Anton Ipatov owner, the Ipakov Brothers bakery
Anton Ipatov owner, the Ipakov Brothers bakery

Russia isn’t exactly known for being gay-friendly, especially considering its 2013 law forbidding any “propaganda of nontraditional sexual relationships.” That’s why it’s so surprising that the Russian city of Kemerovo recently bothered to punish a bakery owner who put up a wooden public sign saying, ““F*ggots are not allowed.”

Related: Rammstein gives Russia’s antigay propaganda law the finger by kissing at Moscow concert

When The Ipakov Brothers bakery opened last February, its owner Anton Ipatov put up the sign, yet insisted that he didn’t discriminate against anyone, which is… wait, what?

According to The Moscow Times, Ipatov put up the sign to display his “personal convictions” — even though he doesn’t discriminate, you see. He believes “the presence of non-heterosexual people in his shop could ‘affect his children’ and that because “he makes natural food, everything unnatural is alien to him.”

Wow. We hope he doesn’t use plastics when baking or wear clothes with synthetic fabrics because they’re so unnatural they’re liable to make him feel like he’s on Jupiter.

In badly translated Russian, Ipatov explains, “(Gays) discriminate against us normal people for perversion…. These people strike at the root of the whole system of family values…. If there is a fire on the ship, and everyone else is sitting in the bars and souring like the last pigs, and walking and just being silent, everyone will burn on this ship.”

Yes… if we are all sitting at the bar like pigs… then… we won’t notice that homosexuals have set the ship on fire… or… huh?

We almost kinda sorta feel not really sorry for Ipatov because it’s obvious his view of gay people has been informed by toxic garbage. But what happened next might get him to think twice about displaying such “personal convictions” again in public — the city fined him 10,000 rubles ($150) for his hateful sign.
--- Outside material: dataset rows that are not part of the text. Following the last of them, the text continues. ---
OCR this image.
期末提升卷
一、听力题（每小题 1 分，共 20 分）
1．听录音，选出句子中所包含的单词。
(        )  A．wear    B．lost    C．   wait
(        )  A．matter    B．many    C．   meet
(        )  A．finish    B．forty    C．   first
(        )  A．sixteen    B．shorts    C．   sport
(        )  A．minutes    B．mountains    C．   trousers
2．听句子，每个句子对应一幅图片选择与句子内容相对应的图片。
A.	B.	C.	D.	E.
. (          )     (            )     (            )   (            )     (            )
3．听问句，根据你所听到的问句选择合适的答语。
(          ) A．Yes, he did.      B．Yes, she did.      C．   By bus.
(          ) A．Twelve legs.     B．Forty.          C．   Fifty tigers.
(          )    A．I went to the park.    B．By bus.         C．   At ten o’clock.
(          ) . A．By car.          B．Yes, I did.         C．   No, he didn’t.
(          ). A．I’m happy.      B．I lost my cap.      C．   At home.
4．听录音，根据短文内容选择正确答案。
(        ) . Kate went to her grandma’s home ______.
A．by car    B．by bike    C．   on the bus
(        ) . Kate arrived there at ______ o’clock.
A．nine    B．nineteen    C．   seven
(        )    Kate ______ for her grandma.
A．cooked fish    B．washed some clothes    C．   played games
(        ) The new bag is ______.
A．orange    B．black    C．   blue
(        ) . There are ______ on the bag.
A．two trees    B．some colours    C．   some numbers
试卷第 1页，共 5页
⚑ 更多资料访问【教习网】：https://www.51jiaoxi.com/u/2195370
According to The Moscow Times, the city’s central district court said that “the sign ‘humiliates homosexuals as … a group of people distinguished on the basis of sexual orientation’ and negatively impacts others’ feelings toward LGBT people.

Well would you imagine that. A Russian government entity actually standing up for queers. It’s actually a wonderful though small victory because, despite Russia’s antigay law there are lots of queer folks living there who’d like to buy baked goods and just live their lives without being called “f*ggots” or treated like pigs who are going to burn a ship or whatever.